Brytyjczycy przestają zajmować się swoimi sierotami. Pierwszeństwo mają „uchodźcy dzieci”

Źródło: Twitter
REKLAMA

Bezbronne, samotne dzieci pozbawiane są opieki w Wielkiej Brytanii. Ta, kierowana jest do imigrantów, podających się za dziecięcych uchodźców.

Prawdziwy szok przeżyła Harriet Sergeant, reporterka londyńskiego Spectatora, kiedy postanowiła przeprowadzić wywiady z przybranymi rodzicami zajmującymi się opieką nad samotnymi dziećmi.

REKLAMA

Z dziesięciu par w zachodnim Londynie, tylko jedna zajmowała się właśnie takimi potrzebującymi pomocy dziećmi. Pozostałe 'opiekowały” się imigrantami, którzy podawali się się za niepełnoletnich uchodźców, pozbawianych opieki dorosłych. Aż w trzech przypadkach, takim zastępczym rodzicom przydzielono mężczyzn twierdzących, że są nastolatkami.

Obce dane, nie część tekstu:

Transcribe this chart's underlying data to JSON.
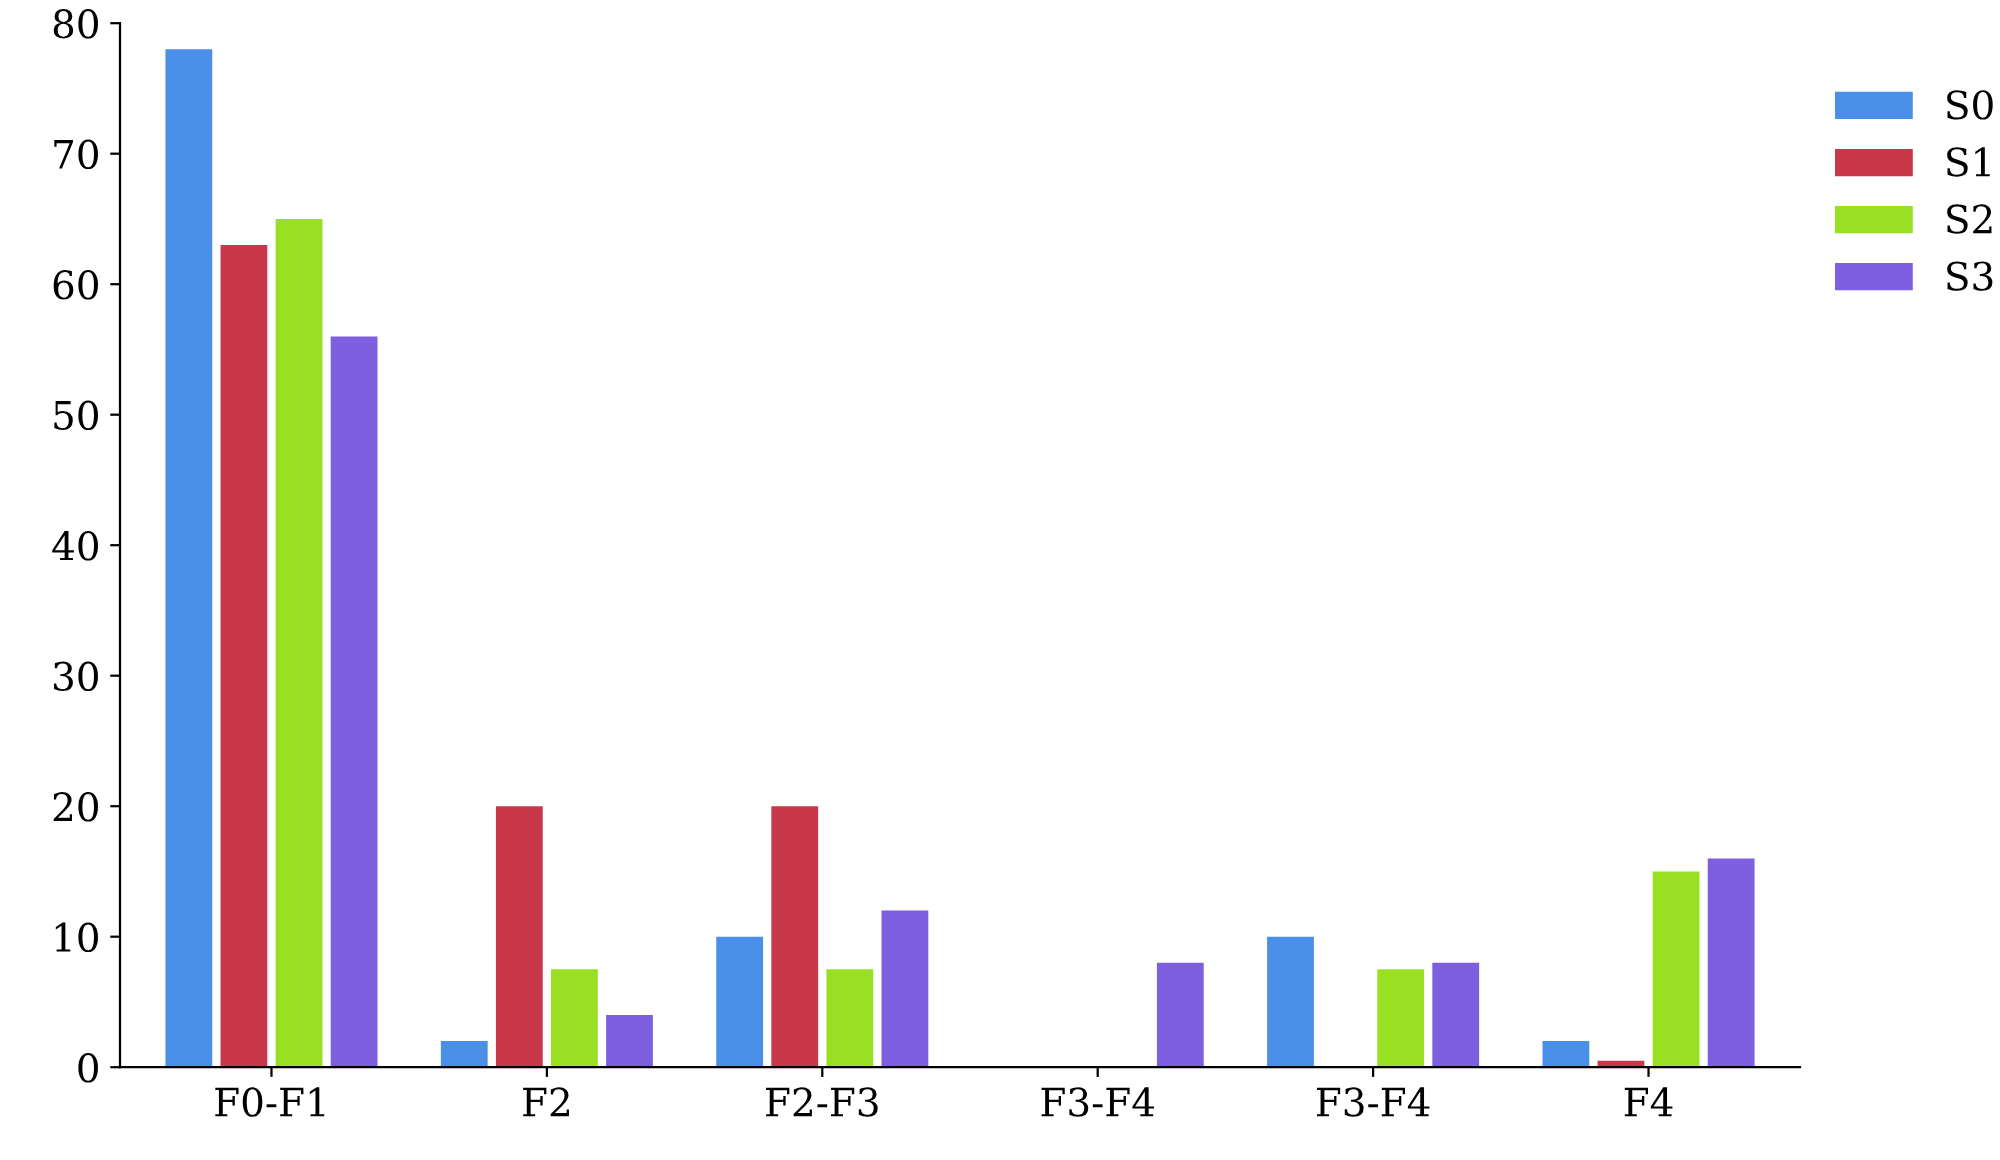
{
  "chart_data": {
    "type": "bar",
    "categories": [
      "F0-F1",
      "F2",
      "F2-F3",
      "F3-F4",
      "F3-F4",
      "F4"
    ],
    "series": [
      {
        "name": "S0",
        "color": "#4a8fe8",
        "values": [
          78,
          2,
          10,
          0,
          10,
          2
        ]
      },
      {
        "name": "S1",
        "color": "#c8384a",
        "values": [
          63,
          20,
          20,
          0,
          0,
          0.5
        ]
      },
      {
        "name": "S2",
        "color": "#99e022",
        "values": [
          65,
          7.5,
          7.5,
          0,
          7.5,
          15
        ]
      },
      {
        "name": "S3",
        "color": "#7d5fe0",
        "values": [
          56,
          4,
          12,
          8,
          8,
          16
        ]
      }
    ],
    "ylim": [
      0,
      80
    ],
    "yticks": [
      0,
      10,
      20,
      30,
      40,
      50,
      60,
      70,
      80
    ],
    "grid": false,
    "legend": "top right"
  }
}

– Pierwszą rzeczą o jaką poprosił była golarka – opowiada reporterce jedno z zastępczych rodziców. – Wszyscy mieli wielkie brody.

Kolejny rodzic opowiada jak to bardzo kłopotliwe jest mieć w domu dorosłego mężczyznę. Władze nic sobie z tego nie robią. – Nasze obawy są całkowicie lekceważone – mówi.

Według Eurostatu, tylko 8% imigrantów przybyłych w 2015 roku do Europy miało poniżej 14 lat. Ponad połowa deklarowała, że ma 16-17 lat. Aż 91% było płci męskiej. To według reporterki całkowicie podważa mit o biednych dzieciach uchodźcach przybywających do Wielkiej Brytanii.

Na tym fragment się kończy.